CodePudding user response:
If you'd like to use Ramda, you can use R.sequence with arrays.
const cartesianProduct = R.sequence(Array.of)
const input = [
[ 'a', 'b' ],
[ 1, 2 ],
];
cartesianProduct(input)
//=> [["a", 1], ["a", 2], ["b", 1], ["b", 2]]
CodePudding user response:
For problems like these I always like to start with the types first.
First a type to extract the element type of an array:
type ElementType<A> = A extends ReadonlyArray<infer T> ? T : never;
Yes, I know A[number] exists but this will result in type errors later on because A will be a result from infer.
Then a type that takes a list of arrays and gives us their element types.
type ElementsOfAll<Inputs, R extends ReadonlyArray<unknown> = []> = Inputs extends readonly [infer F, ...infer M] ? ElementsOfAll<M, [...R, ElementType<F>]> : R;
It's almost like Inputs.map((F) => ElementType(F)) in code.

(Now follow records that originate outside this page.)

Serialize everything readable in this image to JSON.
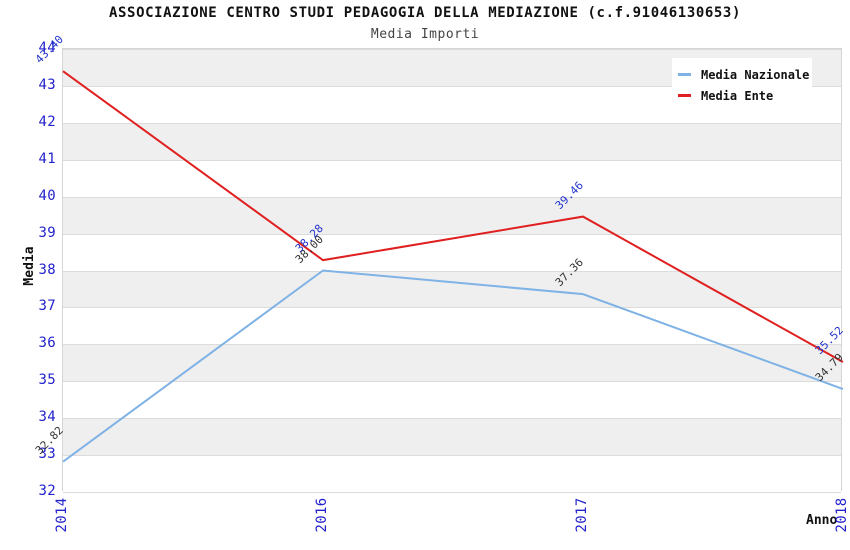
{
  "chart_data": {
    "type": "line",
    "title": "ASSOCIAZIONE CENTRO STUDI PEDAGOGIA DELLA MEDIAZIONE (c.f.91046130653)",
    "subtitle": "Media Importi",
    "xlabel": "Anno",
    "ylabel": "Media",
    "categories": [
      "2014",
      "2016",
      "2017",
      "2018"
    ],
    "ylim": [
      32,
      44
    ],
    "yticks": [
      32,
      33,
      34,
      35,
      36,
      37,
      38,
      39,
      40,
      41,
      42,
      43,
      44
    ],
    "grid": true,
    "legend_position": "top-right",
    "background_bands": [
      "#EFEFEF",
      "#FFFFFF"
    ],
    "gridline_color": "#DCDCDC",
    "axis_tick_color": "#2222CC",
    "series": [
      {
        "name": "Media Nazionale",
        "color": "#7FB2E5",
        "label_color": "#333333",
        "values": [
          32.82,
          38.0,
          37.36,
          34.79
        ],
        "value_labels": [
          "32.82",
          "38.00",
          "37.36",
          "34.79"
        ]
      },
      {
        "name": "Media Ente",
        "color": "#E02020",
        "label_color": "#2233CC",
        "values": [
          43.4,
          38.28,
          39.46,
          35.52
        ],
        "value_labels": [
          "43.40",
          "38.28",
          "39.46",
          "35.52"
        ]
      }
    ]
  }
}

Finally we use this type to define a CartesianProduct type:
type CartesianProduct<Inputs> = ElementsOfAll<Inputs>[];
Now that we did it in types it's time to do it in code:
function cartesianProduct(sets) {
return sets.reduce((a, b) => a.flatMap(d => b.map(e => [d, e].flat())));
}
This amazing implementation was taken from this excellent answer where you can find other alternatives if your environment does not support flat or flatMap.

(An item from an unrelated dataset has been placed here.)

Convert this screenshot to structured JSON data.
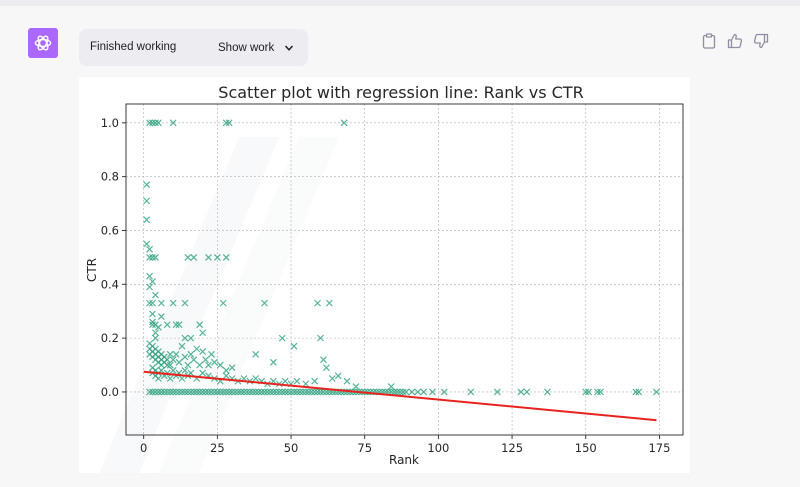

After we have this implementation we add the types:
function cartesianProduct<Sets extends ReadonlyArray<ReadonlyArray<unknown>>>(sets: Sets): CartesianProduct<Sets> {
return sets.reduce((a, b) => a.flatMap(d => b.map(e => [d, e].flat())));
}
But there is an error because the return type does not match the type of the reduce call. Unfortunately I don't know a good way to rid the error but if a cast is acceptable:
function cartesianProduct<Sets extends ReadonlyArray<ReadonlyArray<unknown>>>(sets: Sets): CartesianProduct<Sets> {
return sets.reduce((a, b) => a.flatMap(d => b.map(e => [d, e].flat()))) as CartesianProduct<Sets>;
}